A próxima segunda, 2 de dezembro, poderá trazer uma ótima notícia à região. Ocorre a partir das 16h, uma reunião, na sede do Departamento Estadual de Estradas de Rodagem (Daer), em Porto Alegre, para tratar do reinício das obras de pavimentação da ERS-528, trecho que liga os municípios de Palmitinho e Pinheirinho do Vale. A audiência ocorre após intervenção do Ministério Público (MP) que instaurou inquérito civil, no mês de maio, pelo promotor de Justiça de Frederico Westphalen, João Pedro Togni.

Importante via para escoamento da produção dos municípios, a falta de pavimentação na ERS-528, além de causar transtornos para os motoristas que passam pelo trecho de quase 20 Km de estrada de chão, também impede, conforme as lideranças regionais, a instalação de empresas que contribuiriam para o desenvolvimento econômico das cidades. De acordo com os registros, a primeira tentativa de asfaltamento iniciou ainda em 1998, no governo Antonio Britto. Foi paralisada e depois iniciada e parada novamente por diversas vezes.

Em 2017, com recursos oriundos da Contribuição de Intervenção no Domínio Econômico (Cide), foi anunciada a retomada da obra, com orçamento de pouco mais de R$ 12 milhões, incluindo pavimentação e sinalização, tendo como vencedora a empresa Dalfovo Construtora, de Caxias do Sul e prazo de conclusão de um ano. Porém, mais uma vez, o trabalho foi parado.

MP

O procedimento do MP visa dar agilidade à retomada das obras que chegaram a ser iniciadas no ano passado, mas foram interrompidas em fevereiro de 2019. De acordo com a investigação, a empresa vencedora da licitação encaminhou ao Daer, solicitação para substituir o material no trecho em questão, trocando pedra brita por pedra comercial, o que exigiria também a troca do tipo de asfalto, de Tratamento Superficial Triplo (TST) para Concretagem Betuminosa Usinado à Quente (CBUQ). Esse pedido gerou um procedimento administrativo no Daer, que até hoje não teve uma solução. O Ministério Público apura o que foi feito e quais são as pendências, para que os trabalhos iniciem o mais rapidamente possível.
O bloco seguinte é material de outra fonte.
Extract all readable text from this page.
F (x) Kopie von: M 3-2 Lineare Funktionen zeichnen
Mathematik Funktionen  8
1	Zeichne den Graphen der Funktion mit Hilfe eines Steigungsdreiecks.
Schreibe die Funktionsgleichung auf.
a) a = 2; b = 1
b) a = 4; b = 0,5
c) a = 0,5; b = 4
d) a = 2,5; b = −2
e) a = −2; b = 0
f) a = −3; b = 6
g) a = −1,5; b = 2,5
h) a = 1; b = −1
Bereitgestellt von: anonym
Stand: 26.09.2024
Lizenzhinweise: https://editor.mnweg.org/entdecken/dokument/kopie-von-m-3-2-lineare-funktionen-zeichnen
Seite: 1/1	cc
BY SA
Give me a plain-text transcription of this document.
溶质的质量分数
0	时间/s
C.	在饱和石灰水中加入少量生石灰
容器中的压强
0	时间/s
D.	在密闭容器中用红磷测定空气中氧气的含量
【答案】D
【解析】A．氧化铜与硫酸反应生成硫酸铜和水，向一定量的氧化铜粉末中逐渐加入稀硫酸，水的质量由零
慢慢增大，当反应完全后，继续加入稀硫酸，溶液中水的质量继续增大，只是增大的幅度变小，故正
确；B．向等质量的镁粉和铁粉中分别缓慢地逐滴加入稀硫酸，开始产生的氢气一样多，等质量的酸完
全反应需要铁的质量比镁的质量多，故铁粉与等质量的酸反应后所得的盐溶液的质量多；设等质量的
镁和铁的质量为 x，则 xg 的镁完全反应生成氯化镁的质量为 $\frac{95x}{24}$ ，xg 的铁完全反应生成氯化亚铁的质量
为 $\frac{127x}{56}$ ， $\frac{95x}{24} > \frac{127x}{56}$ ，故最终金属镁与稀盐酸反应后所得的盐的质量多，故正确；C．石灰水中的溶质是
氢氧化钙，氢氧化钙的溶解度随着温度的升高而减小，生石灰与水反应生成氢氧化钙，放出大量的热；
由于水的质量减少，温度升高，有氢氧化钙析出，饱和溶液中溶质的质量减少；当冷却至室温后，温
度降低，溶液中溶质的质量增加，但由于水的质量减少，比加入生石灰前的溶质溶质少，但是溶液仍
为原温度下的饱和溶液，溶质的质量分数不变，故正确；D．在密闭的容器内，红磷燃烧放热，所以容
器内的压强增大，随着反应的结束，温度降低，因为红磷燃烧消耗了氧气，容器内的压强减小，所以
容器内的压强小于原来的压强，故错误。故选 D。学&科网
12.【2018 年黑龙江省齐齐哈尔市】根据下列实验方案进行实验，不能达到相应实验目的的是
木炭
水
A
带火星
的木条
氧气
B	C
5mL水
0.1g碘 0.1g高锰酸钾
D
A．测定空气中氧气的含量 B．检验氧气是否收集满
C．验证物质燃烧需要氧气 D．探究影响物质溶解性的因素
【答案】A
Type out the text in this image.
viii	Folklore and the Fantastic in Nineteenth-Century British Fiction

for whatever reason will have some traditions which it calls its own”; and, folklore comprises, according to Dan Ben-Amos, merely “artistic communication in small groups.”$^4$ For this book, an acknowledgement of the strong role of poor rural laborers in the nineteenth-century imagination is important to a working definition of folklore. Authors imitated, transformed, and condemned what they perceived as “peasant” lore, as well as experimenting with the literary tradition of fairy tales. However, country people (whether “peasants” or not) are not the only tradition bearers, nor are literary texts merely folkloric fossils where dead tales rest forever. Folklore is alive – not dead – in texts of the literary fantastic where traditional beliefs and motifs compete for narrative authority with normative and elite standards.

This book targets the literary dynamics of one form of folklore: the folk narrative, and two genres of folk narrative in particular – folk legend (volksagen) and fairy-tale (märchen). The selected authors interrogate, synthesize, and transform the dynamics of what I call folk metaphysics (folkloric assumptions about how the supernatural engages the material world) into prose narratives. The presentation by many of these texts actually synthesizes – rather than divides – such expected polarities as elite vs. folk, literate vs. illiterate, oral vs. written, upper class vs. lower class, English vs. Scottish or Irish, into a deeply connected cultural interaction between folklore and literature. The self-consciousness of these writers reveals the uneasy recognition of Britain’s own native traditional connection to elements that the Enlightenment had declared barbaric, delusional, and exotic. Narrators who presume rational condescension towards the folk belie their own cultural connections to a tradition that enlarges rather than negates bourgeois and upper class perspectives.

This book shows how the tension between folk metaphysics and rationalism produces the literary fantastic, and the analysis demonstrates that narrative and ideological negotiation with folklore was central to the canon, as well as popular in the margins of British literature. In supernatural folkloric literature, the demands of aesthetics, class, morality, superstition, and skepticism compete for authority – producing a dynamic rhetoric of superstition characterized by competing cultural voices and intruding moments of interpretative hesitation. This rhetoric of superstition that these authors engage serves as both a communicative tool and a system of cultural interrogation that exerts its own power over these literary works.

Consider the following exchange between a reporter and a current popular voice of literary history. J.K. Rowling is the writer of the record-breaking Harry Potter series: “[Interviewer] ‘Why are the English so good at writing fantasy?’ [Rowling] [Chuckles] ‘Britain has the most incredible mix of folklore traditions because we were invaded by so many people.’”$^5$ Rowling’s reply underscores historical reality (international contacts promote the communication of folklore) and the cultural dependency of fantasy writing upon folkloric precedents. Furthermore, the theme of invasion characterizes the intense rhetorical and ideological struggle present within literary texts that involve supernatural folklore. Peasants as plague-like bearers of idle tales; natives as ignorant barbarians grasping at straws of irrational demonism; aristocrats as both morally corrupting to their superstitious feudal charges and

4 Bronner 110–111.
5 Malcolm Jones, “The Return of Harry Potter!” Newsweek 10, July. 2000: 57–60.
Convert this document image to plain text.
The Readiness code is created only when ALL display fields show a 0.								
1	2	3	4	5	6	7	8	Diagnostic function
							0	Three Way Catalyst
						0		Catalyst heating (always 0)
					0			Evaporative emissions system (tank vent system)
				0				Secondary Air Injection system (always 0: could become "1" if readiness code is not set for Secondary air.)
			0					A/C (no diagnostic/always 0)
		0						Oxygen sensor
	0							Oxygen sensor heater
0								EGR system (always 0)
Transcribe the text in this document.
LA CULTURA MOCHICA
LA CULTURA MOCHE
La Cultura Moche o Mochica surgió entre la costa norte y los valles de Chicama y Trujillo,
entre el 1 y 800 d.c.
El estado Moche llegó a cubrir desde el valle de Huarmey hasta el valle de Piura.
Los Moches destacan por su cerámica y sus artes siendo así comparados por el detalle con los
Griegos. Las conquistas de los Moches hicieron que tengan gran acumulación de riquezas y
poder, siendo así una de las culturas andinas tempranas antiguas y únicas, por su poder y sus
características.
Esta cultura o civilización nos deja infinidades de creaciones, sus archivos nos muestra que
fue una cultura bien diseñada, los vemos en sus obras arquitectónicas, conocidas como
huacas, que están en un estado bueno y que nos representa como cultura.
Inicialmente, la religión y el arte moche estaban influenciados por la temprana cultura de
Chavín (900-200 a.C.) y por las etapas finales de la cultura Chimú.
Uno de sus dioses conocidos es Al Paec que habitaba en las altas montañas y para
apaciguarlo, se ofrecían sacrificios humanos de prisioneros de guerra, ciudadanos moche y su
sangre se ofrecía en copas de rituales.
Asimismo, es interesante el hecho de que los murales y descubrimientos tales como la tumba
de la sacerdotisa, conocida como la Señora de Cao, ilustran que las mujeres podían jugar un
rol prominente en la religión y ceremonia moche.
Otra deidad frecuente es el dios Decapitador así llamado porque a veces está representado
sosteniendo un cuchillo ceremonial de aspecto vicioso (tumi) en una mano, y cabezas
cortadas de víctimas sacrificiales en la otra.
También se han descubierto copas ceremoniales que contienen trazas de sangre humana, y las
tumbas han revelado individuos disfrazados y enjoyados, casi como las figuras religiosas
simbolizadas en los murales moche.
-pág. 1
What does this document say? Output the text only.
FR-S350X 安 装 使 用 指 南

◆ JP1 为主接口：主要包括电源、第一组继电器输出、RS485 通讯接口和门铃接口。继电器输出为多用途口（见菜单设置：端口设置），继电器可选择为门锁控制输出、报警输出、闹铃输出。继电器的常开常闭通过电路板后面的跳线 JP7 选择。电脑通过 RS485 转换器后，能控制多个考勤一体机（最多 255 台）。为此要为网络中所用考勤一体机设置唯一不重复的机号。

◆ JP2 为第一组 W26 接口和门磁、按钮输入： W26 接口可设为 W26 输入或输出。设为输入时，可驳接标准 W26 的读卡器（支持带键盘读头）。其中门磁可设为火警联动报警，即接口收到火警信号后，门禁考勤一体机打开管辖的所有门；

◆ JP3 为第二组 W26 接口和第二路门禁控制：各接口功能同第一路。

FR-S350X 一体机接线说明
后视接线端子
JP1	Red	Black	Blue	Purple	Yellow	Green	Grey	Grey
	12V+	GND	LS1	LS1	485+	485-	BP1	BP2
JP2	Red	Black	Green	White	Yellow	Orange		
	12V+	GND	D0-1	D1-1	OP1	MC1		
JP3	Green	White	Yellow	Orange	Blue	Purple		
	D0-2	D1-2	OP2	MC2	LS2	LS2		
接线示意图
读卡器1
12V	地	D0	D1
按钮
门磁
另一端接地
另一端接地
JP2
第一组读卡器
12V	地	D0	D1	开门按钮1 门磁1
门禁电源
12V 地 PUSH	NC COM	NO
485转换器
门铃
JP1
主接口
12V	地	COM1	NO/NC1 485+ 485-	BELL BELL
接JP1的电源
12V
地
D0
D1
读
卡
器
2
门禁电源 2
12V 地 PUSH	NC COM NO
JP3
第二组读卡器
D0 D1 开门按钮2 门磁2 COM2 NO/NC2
– Oficiamos as duas prefeituras, se poderiam assumir o fornecimento das pedras, caso necessário. A posição das administrações é positiva, considerando, é claro, a quantidade e valores necessários. Por isso, solicitamos ao Daer informações sobre qual tipo é usado nas demais rodovias estaduais na região. A informação é de que o material asfáltico é inferior ao que a empresa quer substituir. Queremos destravar a obra, para isso, é preciso que o Daer defira ou não esse pedido da empresa –, explica o promotor.